The path I took was to inject a Python lambda function, which allows for arbitrary / simple inline code to be used to process typically an iterator such as an array or string. Typically these are used to perform some sort of processing on the input i.e. a transformation, but in this case we're just using it as a vehicle to inject arbitrary code.
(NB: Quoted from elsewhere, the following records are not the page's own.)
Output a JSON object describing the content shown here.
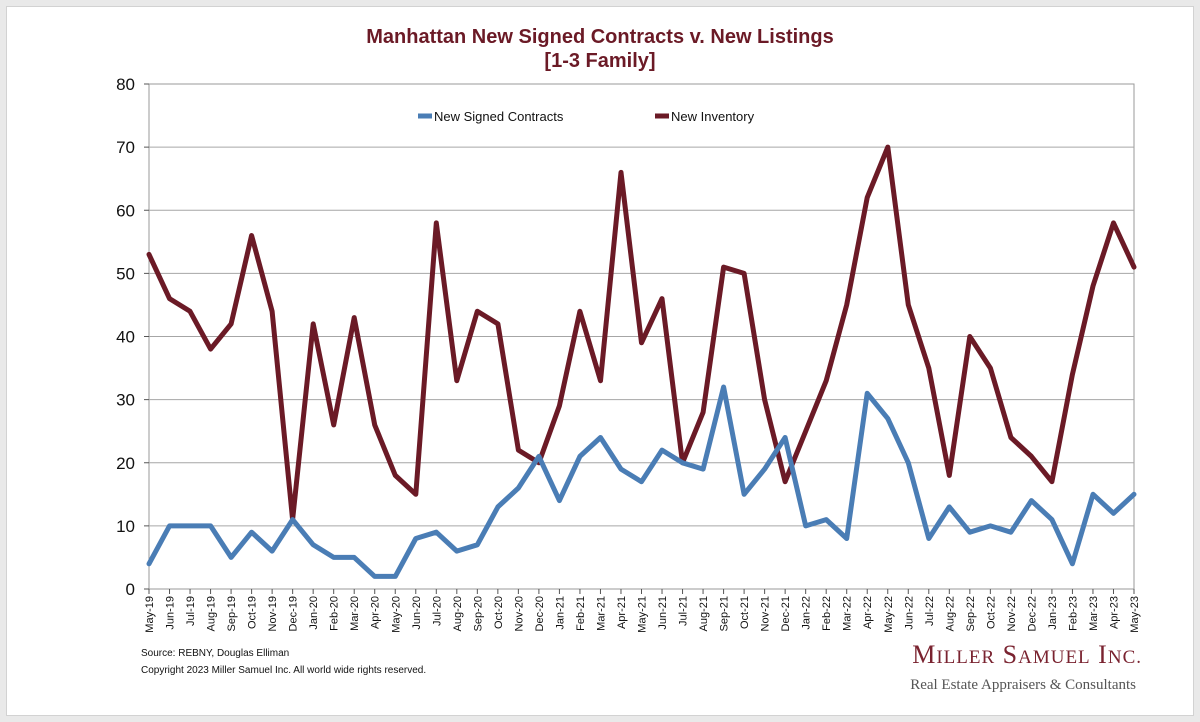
{
  "chart_data": {
    "type": "line",
    "title": "Manhattan New Signed Contracts v. New Listings",
    "subtitle": "[1-3 Family]",
    "xlabel": "",
    "ylabel": "",
    "ylim": [
      0,
      80
    ],
    "yticks": [
      0,
      10,
      20,
      30,
      40,
      50,
      60,
      70,
      80
    ],
    "grid": true,
    "legend_position": "top-center",
    "categories": [
      "May-19",
      "Jun-19",
      "Jul-19",
      "Aug-19",
      "Sep-19",
      "Oct-19",
      "Nov-19",
      "Dec-19",
      "Jan-20",
      "Feb-20",
      "Mar-20",
      "Apr-20",
      "May-20",
      "Jun-20",
      "Jul-20",
      "Aug-20",
      "Sep-20",
      "Oct-20",
      "Nov-20",
      "Dec-20",
      "Jan-21",
      "Feb-21",
      "Mar-21",
      "Apr-21",
      "May-21",
      "Jun-21",
      "Jul-21",
      "Aug-21",
      "Sep-21",
      "Oct-21",
      "Nov-21",
      "Dec-21",
      "Jan-22",
      "Feb-22",
      "Mar-22",
      "Apr-22",
      "May-22",
      "Jun-22",
      "Jul-22",
      "Aug-22",
      "Sep-22",
      "Oct-22",
      "Nov-22",
      "Dec-22",
      "Jan-23",
      "Feb-23",
      "Mar-23",
      "Apr-23",
      "May-23"
    ],
    "series": [
      {
        "name": "New Signed Contracts",
        "color": "#4a7db5",
        "values": [
          4,
          10,
          10,
          10,
          5,
          9,
          6,
          11,
          7,
          5,
          5,
          2,
          2,
          8,
          9,
          6,
          7,
          13,
          16,
          21,
          14,
          21,
          24,
          19,
          17,
          22,
          20,
          19,
          32,
          15,
          19,
          24,
          10,
          11,
          8,
          31,
          27,
          20,
          8,
          13,
          9,
          10,
          9,
          14,
          11,
          4,
          15,
          12,
          15
        ]
      },
      {
        "name": "New Inventory",
        "color": "#6b1a26",
        "values": [
          53,
          46,
          44,
          38,
          42,
          56,
          44,
          11,
          42,
          26,
          43,
          26,
          18,
          15,
          58,
          33,
          44,
          42,
          22,
          20,
          29,
          44,
          33,
          66,
          39,
          46,
          20,
          28,
          51,
          50,
          30,
          17,
          25,
          33,
          45,
          62,
          70,
          45,
          35,
          18,
          40,
          35,
          24,
          21,
          17,
          34,
          48,
          58,
          51
        ]
      }
    ]
  },
  "footer": {
    "source": "Source: REBNY, Douglas Elliman",
    "copyright": "Copyright 2023 Miller Samuel Inc.  All world wide rights reserved."
  },
  "logo": {
    "name_initial_1": "M",
    "name_rest_1": "ILLER",
    "name_initial_2": "S",
    "name_rest_2": "AMUEL",
    "name_initial_3": "I",
    "name_rest_3": "NC.",
    "tagline": "Real Estate Appraisers & Consultants"
  }
}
Lambda functions can be used in many Python library functions, but map seemed like a logcal choice. Since map requires an iterable parameter, and we are starting from a datetime object, I decided to figure out how to get a string from the datetime and then pass the string to the map function. I built up the payload like so:

1/images/now().strftime(%22aaa%22).title --> AAA

Remember we still have to end the injection with a parameterless function invocation, there are many on string. strftime on the datetime class was useful because it allows us to provide any arbitrary string as output. We pass this lambda result to strftime to get the string value added into the method chain. We iterate on a dummy array [1] so that the lambda function is executed exactly once:

1/images/now().strftime(str(map(lambda a: a, [1]))).title --> '<Map Object At 0X7Fd1789Fd9A0>'

Oops! From this we can see our basic premise works, but we need to convert the map object (with a single element) to a printable string so we can see the result in the image output, we do this by wrapping it with the str(list(...)) built-in functions:

1/images/now().strftime(str(list(map(lambda a: a, [1])))).title --> '[1]`

Now we simply put an open('flag.txt').read(100) in the lambda and we should have our flag:

1/images/now().strftime(str(list(map(lambda a: open("flag.txt").read(100), [1])))).title

And we see the flag is (partially) revealed!

Partial Flag

Further work was required to see the whole flag, this was made a little more painful because the font used in the image did not clearly indicate uppercase and lowercase letters. We'll leave this as an exercise to the reader, try reproducing this in your local Python CLI and see how you might iterate through the characters 😄

Overall a super fun challenge that required no brute force or guesswork but just putting the pieces together. Thanks DeadSec!